Good luck with your birds!
 
Thanks, everyone. This is helpful, even though there are many differing opinions.

I think I'm going to try to rehome my current rooster. If I can rehome him within the next month, I won't end up with 2 males together at all while this little one is still in the brooder.

My older rooster s a good rooster to my hens (except for my top hen, who won't tolerate him). But he really has it in for me. He's not aggressive towards anyone else, so I know I probably didn't raise him well. Lesson learned, I think.

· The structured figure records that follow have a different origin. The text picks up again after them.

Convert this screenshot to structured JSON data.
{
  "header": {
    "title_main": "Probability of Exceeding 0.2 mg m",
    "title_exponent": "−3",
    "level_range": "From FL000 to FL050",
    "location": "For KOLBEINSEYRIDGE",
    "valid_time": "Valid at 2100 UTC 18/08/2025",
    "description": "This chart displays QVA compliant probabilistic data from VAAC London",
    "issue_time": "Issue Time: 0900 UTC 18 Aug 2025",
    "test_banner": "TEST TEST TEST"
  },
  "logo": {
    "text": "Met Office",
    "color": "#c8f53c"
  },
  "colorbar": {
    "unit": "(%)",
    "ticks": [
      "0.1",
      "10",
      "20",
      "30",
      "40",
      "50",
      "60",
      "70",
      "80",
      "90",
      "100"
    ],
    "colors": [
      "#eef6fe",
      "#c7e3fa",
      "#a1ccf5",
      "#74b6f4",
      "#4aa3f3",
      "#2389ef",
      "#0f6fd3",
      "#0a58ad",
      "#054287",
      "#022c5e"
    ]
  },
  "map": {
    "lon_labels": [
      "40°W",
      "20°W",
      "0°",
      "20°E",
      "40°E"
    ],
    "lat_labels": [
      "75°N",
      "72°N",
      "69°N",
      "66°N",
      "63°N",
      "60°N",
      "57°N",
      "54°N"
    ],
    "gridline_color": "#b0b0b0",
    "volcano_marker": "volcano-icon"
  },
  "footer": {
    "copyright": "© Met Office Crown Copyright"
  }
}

I figure I'll start over with this new cockerel now that I know more.
I agree with @TheFatBlueCat that it depends on the individual roosters. I currently have 4 roosters that share 24 hens, which sounds bad but has been completely fine so far. I have 2 true Ameraucana roosters and a bantam cochin rooster (9 months old) that were all raised together. I added an Olandsk Dwarf rooster when I bought a breeding trio and he's very little but mighty. He and the head rooster have had a couple pretty serious fights that have caused lost feathers, and the head rooster and the bantam cochin have had a few bouts over the ladies...but nothing serious. They have lots of room to run and hide when they've crossed the line and all the boys respect the head rooster boy.

I do NOT think this would work if they had not been raised together and were different breeds. I had a giant lavender Orpington that was top dog, and everyone respected him as well but he passed in December. I do not think I could have kept the other 4 if I still had him, I don't believe he would have allowed it. He was also more bratty with people too (not with me, just everyone else). The four I have now all respect humans and the lady hens and integration is pretty easy with new additions. I really like the flock dynamic I have and I hope it stays tranquil!
 
I think somebody told the Big Guy upstairs that I love roosters because I sure manage to hatch out a lot of them.

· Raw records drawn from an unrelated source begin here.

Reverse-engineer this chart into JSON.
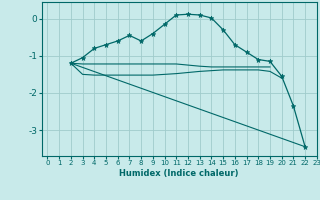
{
  "bg_color": "#c8eaea",
  "grid_color": "#a0cccc",
  "line_color": "#006868",
  "xlabel": "Humidex (Indice chaleur)",
  "xlim": [
    -0.5,
    23
  ],
  "ylim": [
    -3.7,
    0.45
  ],
  "yticks": [
    0,
    -1,
    -2,
    -3
  ],
  "xticks": [
    0,
    1,
    2,
    3,
    4,
    5,
    6,
    7,
    8,
    9,
    10,
    11,
    12,
    13,
    14,
    15,
    16,
    17,
    18,
    19,
    20,
    21,
    22,
    23
  ],
  "series": [
    {
      "x": [
        2,
        3,
        4,
        5,
        6,
        7,
        8,
        9,
        10,
        11,
        12,
        13,
        14,
        15,
        16,
        17,
        18,
        19,
        20,
        21,
        22
      ],
      "y": [
        -1.2,
        -1.05,
        -0.8,
        -0.7,
        -0.6,
        -0.45,
        -0.6,
        -0.4,
        -0.15,
        0.1,
        0.12,
        0.1,
        0.02,
        -0.3,
        -0.7,
        -0.9,
        -1.1,
        -1.15,
        -1.55,
        -2.35,
        -3.45
      ],
      "marker": true
    },
    {
      "x": [
        2,
        3,
        4,
        5,
        6,
        7,
        8,
        9,
        10,
        11,
        12,
        13,
        14,
        15,
        16,
        17,
        18,
        19,
        20
      ],
      "y": [
        -1.2,
        -1.5,
        -1.52,
        -1.52,
        -1.52,
        -1.52,
        -1.52,
        -1.52,
        -1.5,
        -1.48,
        -1.45,
        -1.42,
        -1.4,
        -1.38,
        -1.38,
        -1.38,
        -1.38,
        -1.42,
        -1.6
      ],
      "marker": false
    },
    {
      "x": [
        2,
        3,
        4,
        5,
        6,
        7,
        8,
        9,
        10,
        11,
        12,
        13,
        14,
        15,
        16,
        17,
        18,
        19
      ],
      "y": [
        -1.2,
        -1.22,
        -1.22,
        -1.22,
        -1.22,
        -1.22,
        -1.22,
        -1.22,
        -1.22,
        -1.22,
        -1.25,
        -1.28,
        -1.3,
        -1.3,
        -1.3,
        -1.3,
        -1.3,
        -1.3
      ],
      "marker": false
    },
    {
      "x": [
        2,
        22
      ],
      "y": [
        -1.2,
        -3.45
      ],
      "marker": false
    }
  ]
}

IMHO I think a lot has to do with the breed of rooster also. My Egyptian Fayoumi/gamebird/barnyard cross roosters have inherited the gamebird gameness and will bully my Fayoumis rooster until he will abdicate flock master to them. I love the gentleness of the EF roosters. They will tolerate other EF roosters in the flock but I recently made the decision to pull all of the large roosters with Gamebird genes from my main flock so that my EF rooster could once again become flock master and I'm hoping to hatch another EF rooster with a current clutch of eggs in my incubator.

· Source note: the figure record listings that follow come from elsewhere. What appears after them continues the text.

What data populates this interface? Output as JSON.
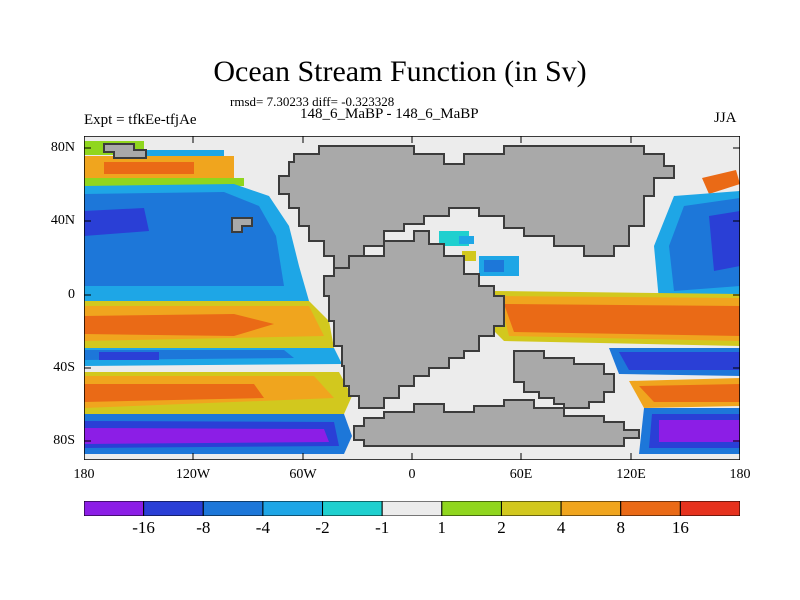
{
  "title": "Ocean Stream Function (in Sv)",
  "stats": "rmsd= 7.30233 diff= -0.323328",
  "left_label": "Expt = tfkEe-tfjAe",
  "center_label": "148_6_MaBP - 148_6_MaBP",
  "right_label": "JJA",
  "map": {
    "y_ticks": [
      "80N",
      "40N",
      "0",
      "40S",
      "80S"
    ],
    "x_ticks": [
      "180",
      "120W",
      "60W",
      "0",
      "60E",
      "120E",
      "180"
    ],
    "land_color": "#a9a9a9",
    "coast_color": "#3c3c3c"
  },
  "colorbar": {
    "colors": [
      "#8c1ee6",
      "#2a3fd6",
      "#1d77d9",
      "#1ea6e6",
      "#1fd0cf",
      "#ececec",
      "#90d61e",
      "#d2c81e",
      "#f0a51e",
      "#ea6a16",
      "#e6321e"
    ],
    "labels": [
      "-16",
      "-8",
      "-4",
      "-2",
      "-1",
      "1",
      "2",
      "4",
      "8",
      "16"
    ]
  }
}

I also have 9 SDW OEGB roosters that share the hens in another coop. No problems outside of the fact that I need more hens. Minimal fighting, they do try to do dominant mating with one another but nobody gets hurt while my gamebird/barnyard crosses regularly blind one another in at least one eye.

There are just so many different things that can go into keeping roosters. One thing I would never try to do is introduce an adult rooster into my flocks. They always do better when intergraded while juveniles and can work things out with the flock master.